This week, the school buses will roll through my town of South Orange again, as the kids go back to school. I always loved "back-to-school," the new pencils and pens, the new school clothes, getting settled in a new classroom. But this time of year has turned especially bittersweet for me. This week marks my father's fifth yahrzeit. We lost my dad very suddenly, after surgery. It was a beautiful September day, just like the weather this week is supposed to be. Five years later, I still feel the shock of the sudden loss and the pain of his absence.
Joe Dannin, z"l, was born in Philadelphia in 1934, a child of the Depression and World War II. He and his parents lived behind my great-grandfather's barbershop in a not-so-great neighborhood. My great-grandmother only spoke Yiddish, so as a consequence, my father passed down to us what he could of the mamaloschen, the mother tongue. (My son used to say that he was the only kid at his college who used "Oy!" without irony.) He carried the scars of being beat up by South Philly thugs simply for being Jewish his entire life, but those battles only served to make him proud to be Jewish and to instill that pride in his children. He always said that his parents' move back to his father's hometown of Newport, Rhode Island, when he was 10 years old saved his life. He had a close group of Jewish friends in Newport who were essentially brothers to this only child.
My father loved the New England Patriots (although if you looked hard enough, you could still detect some affection for the Giants from the days when we only had the Boston Patriots to root for), the Boston Red Sox, fishing, and golf, and would watch almost any sport on television. He loved to eat and never had a bad meal in his life. He was an accountant who took on each client's problems as if they were his own.
He involved himself in the causes of the Jewish world to the utmost. He and my mother were founding members of the Conservative congregation in Newport, while still maintaining a loyalty to Touro Synagogue. He loved Israel and was deeply devoted to the Jewish Federation in Rhode Island. In fact, the first time I ever spoke to a federation audience was when my dad hosted a parlor meeting in our home and I had just returned from my first trip to Israel. "Just tell them how you felt, honey," he said. That was easy.
Doing what my father asked me to do was easy because my parents had instilled in me a love of Judaism and a love of Israel that was waiting to blossom as soon as I stepped off the plane at Ben Gurion airport. My father's devotion to the Jewish world continued to be my guide for years thereafter.
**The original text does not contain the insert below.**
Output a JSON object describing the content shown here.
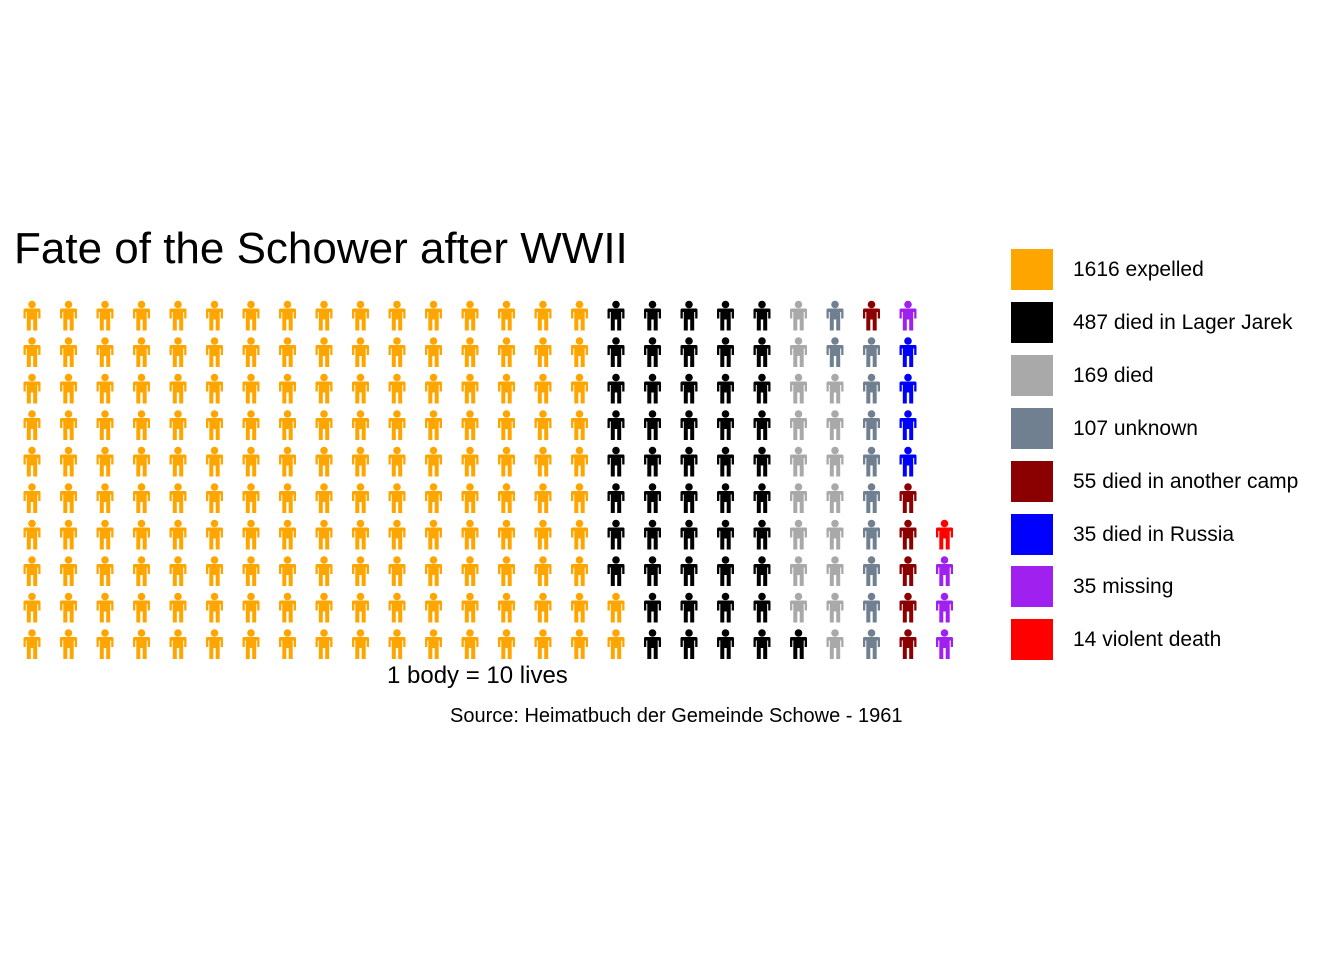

He served as president of Temple Shalom, the Conservative congregation in Newport, shortly before I served as president of Oheb Shalom Congregation here in South Orange, and we loved to compare notes and problem-solve together. As any synagogue president knows, no matter the size of the shul, many of the issues are the same!
The fall that my dad died was one where the Jewish holidays were "early," and I was confronted with reciting the Yizkor prayer very soon after losing him. The Yizkor service is one no one wants to be at, and my heart was breaking as the service began. But as I read the actual words of the prayer, I found comfort in them. "In loving testimony to his life, I pledge tzedakah to help perpetuate ideals important to him." I take the meaning of the word tzedakah in the prayer to go beyond donations of money but to the actions I take every day in doing the work I do. And it is again easy to fulfill this pledge, because I am only doing what my father taught me to do by word and by example. Although I miss my dad every day, I know that I keep his name and his memory alive by helping the Jewish people and working toward the repair of the world. I know his memory is for a blessing.
For all of you who have lost your dad, for all of you who still have yours, find joy in the things you do that further their ideals.